Sono stati presentati venerdì mattina all’interno della chiesa di Sant’Antonio di Breno i lavori di restauro, che si sono conclusi di recente e che hanno riguardato parte degli intonaci delle pareti interne, dove si trovano, tra gli altri, dipinti murali di Girolamo Romanino, del XVI secolo, che rappresentano la storia biblica del profeta Daniele.

Dopo una serie di sopralluoghi, sotto l’egida della Sovrintendenza, la restauratrice Elena Celeri ha provveduto a sanare alcune criticità. In particolare era stata rilevata la presenza di particolato e di fessurazioni, crepe e rigonfiamenti su tutte le superfici, oltre che distacchi degli intonaci stessi, di efflorescenze e viraggio cromatico dei reintegri pittorici aggiunti con un intervento del 1991, eseguito con tecniche non appropriate.

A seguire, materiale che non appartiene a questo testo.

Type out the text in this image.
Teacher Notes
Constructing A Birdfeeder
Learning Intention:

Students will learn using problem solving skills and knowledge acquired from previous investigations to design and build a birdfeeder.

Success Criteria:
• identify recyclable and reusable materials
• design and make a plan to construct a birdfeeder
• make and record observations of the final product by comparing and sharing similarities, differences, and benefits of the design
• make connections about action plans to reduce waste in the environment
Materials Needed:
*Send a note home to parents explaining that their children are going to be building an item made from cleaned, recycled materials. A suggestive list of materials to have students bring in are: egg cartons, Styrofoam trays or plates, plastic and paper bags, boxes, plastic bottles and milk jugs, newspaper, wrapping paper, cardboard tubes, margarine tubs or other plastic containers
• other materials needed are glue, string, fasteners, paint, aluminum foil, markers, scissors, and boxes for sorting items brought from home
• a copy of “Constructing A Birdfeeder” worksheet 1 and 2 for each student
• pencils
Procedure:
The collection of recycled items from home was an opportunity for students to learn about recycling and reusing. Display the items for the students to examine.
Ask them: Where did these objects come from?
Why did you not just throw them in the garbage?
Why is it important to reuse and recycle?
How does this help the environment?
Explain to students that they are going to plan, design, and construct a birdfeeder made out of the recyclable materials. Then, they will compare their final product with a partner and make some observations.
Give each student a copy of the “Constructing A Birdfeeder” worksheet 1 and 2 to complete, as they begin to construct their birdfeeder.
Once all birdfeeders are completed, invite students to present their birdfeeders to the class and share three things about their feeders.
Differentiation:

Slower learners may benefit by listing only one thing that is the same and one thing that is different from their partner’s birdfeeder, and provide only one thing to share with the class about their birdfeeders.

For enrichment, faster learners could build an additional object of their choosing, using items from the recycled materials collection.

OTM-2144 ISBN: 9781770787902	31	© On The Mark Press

I lavori, con carattere di urgenza, hanno riguardato sia la parete destra che quella sinistra del presbiterio.

Sulla destra in particolare si sono registrati i distacchi più gravi. Gli esperti hanno optato per la rimozione della malta moderna, che ha causato bolle, perché idrorepellente, dovute all’umidità in quel punto dell’edificio.

Grazie anche all’impegno del compianto ex sindaco Sandro Farisoglio, da qualche tempo era nell’aria l’idea che a finanziare le opere sarebbe stata Ines de Giuli, figlia di Gianni, storico presidente dell’Ana di Vallecamonica e figura di riferimento per le penne nere in tutta la provincia di Brescia.
La benefattrice era presente alla conferenza stampa, durante la quale ha espresso soddisfazione per il risultato e ha voluto dedicarlo ai genitori (la madre era camuna e i due vissero a Breno per tanti anni), dicendosi certa che avrebbero approvato il gesto, dato il loro amore per la cultura, per Breno e per la Valle.

Alla chiesa e agli affreschi servono sicuramente altri interventi, anche questi piuttosto urgenti. Per questo il Comune di Breno, proprietario dell’edificio, ha previsto una seconda fase di lavori, già delineata e progettata, ed è alla ricerca di nuovi finanziatori che possano contribuire alla conservazione dell’affascinante chiesetta.